Will travel for lavender

| 01 May 2012 | 05:21

Four eager women crowd into a shed-sized storefront, sipping hibiscus tea with lemongrass and ginger crystals out of paper cups. One eyes a brown sugar foot scrub, another, originally from South Africa, gazes at a jar of loose rooibos tea.

“My kids grew up on this,” she said. “For me to come in and see something that’s part of my world…”

They have driven an hour from Morris County, NJ as the field trip – and “the main point” – of an eight-week course on incorporating herbs into your life. Apparently, there is no other store like Sugar Loaf Mountain Herbs around. For Jean Murphy, the teacher of the herb class, shopping here is like flipping through the Sears Roebuck Wishbook as a kid. All the dolls, toys, everything you wanted.
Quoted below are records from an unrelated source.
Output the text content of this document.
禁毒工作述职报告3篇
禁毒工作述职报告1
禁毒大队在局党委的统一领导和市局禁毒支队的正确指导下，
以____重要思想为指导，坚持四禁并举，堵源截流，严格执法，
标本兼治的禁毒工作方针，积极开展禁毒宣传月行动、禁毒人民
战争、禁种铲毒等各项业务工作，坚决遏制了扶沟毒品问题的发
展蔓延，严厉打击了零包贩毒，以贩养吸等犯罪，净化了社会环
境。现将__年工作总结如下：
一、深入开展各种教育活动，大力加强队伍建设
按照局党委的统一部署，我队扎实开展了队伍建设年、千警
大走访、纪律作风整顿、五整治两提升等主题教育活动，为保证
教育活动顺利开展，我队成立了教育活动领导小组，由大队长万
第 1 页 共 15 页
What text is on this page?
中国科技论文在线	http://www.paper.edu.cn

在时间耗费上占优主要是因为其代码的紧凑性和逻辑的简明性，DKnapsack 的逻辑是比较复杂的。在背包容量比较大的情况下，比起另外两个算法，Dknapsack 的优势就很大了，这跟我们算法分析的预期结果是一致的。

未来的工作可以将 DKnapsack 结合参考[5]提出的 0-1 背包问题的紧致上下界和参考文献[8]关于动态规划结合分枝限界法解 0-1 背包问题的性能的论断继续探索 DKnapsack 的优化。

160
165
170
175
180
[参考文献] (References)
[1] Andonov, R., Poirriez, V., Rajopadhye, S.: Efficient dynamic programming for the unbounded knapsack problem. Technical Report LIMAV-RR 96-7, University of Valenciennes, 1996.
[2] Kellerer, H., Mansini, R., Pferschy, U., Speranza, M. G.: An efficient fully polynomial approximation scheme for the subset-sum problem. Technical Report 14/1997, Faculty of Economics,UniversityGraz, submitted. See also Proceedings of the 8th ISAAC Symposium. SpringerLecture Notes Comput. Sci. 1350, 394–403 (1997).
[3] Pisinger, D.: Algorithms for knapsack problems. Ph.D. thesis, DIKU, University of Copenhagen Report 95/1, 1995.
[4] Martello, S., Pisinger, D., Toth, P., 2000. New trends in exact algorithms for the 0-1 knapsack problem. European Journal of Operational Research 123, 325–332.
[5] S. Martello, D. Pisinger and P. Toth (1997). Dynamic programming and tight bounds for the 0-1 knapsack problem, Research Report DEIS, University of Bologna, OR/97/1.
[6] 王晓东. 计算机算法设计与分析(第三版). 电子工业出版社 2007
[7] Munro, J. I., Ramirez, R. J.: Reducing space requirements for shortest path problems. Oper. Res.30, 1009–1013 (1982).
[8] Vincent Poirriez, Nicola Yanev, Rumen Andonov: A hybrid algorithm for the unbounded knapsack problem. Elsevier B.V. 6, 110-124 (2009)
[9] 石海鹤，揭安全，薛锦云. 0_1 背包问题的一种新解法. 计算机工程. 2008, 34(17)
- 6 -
“There are days I’m having a cruddy day, I’ll drive up to the store to be with the plants,” said Murphy. “I always feel better when I leave.”

When a couple from Lafayette Hill, PA comes in, the occupancy of the store reaches eight. That means that when one person decides to move from the lotions to the apothecary, a subtle rotation sends everyone in a clockwise browse.

“I’m always wanting more space,” said owner Alicia Frosini. The store doubles as Frosini’s studio; the counter is the work table where she blends teas. The teas are a combination of home-grown herbs (“my nettles are gangbuster,” said Frosini. “One year I grew pots of it and and now they’re all over.”) and mostly organic mail order ingredients.

But she and her husband also have a business selling herbs and flowers wholesale, and a bigger store would mean a longer to-do list. It wouldn’t do for the owner of a store dedicated to wellness to be stressed. “In some ways, it’s good that I have space limitations. I’m almost glad.”

Frosini, a lanky freckled woman in her 50s, grew up working in greenhouses in Bergen County. When she moved to Sugar Loaf and started digging up old medicine bottles in her garden, she knew she’d uncovered her calling: the connection between herbs and health. In her store’s seven years in business, “I’ve gotten more people, even kids, off soda,” she said.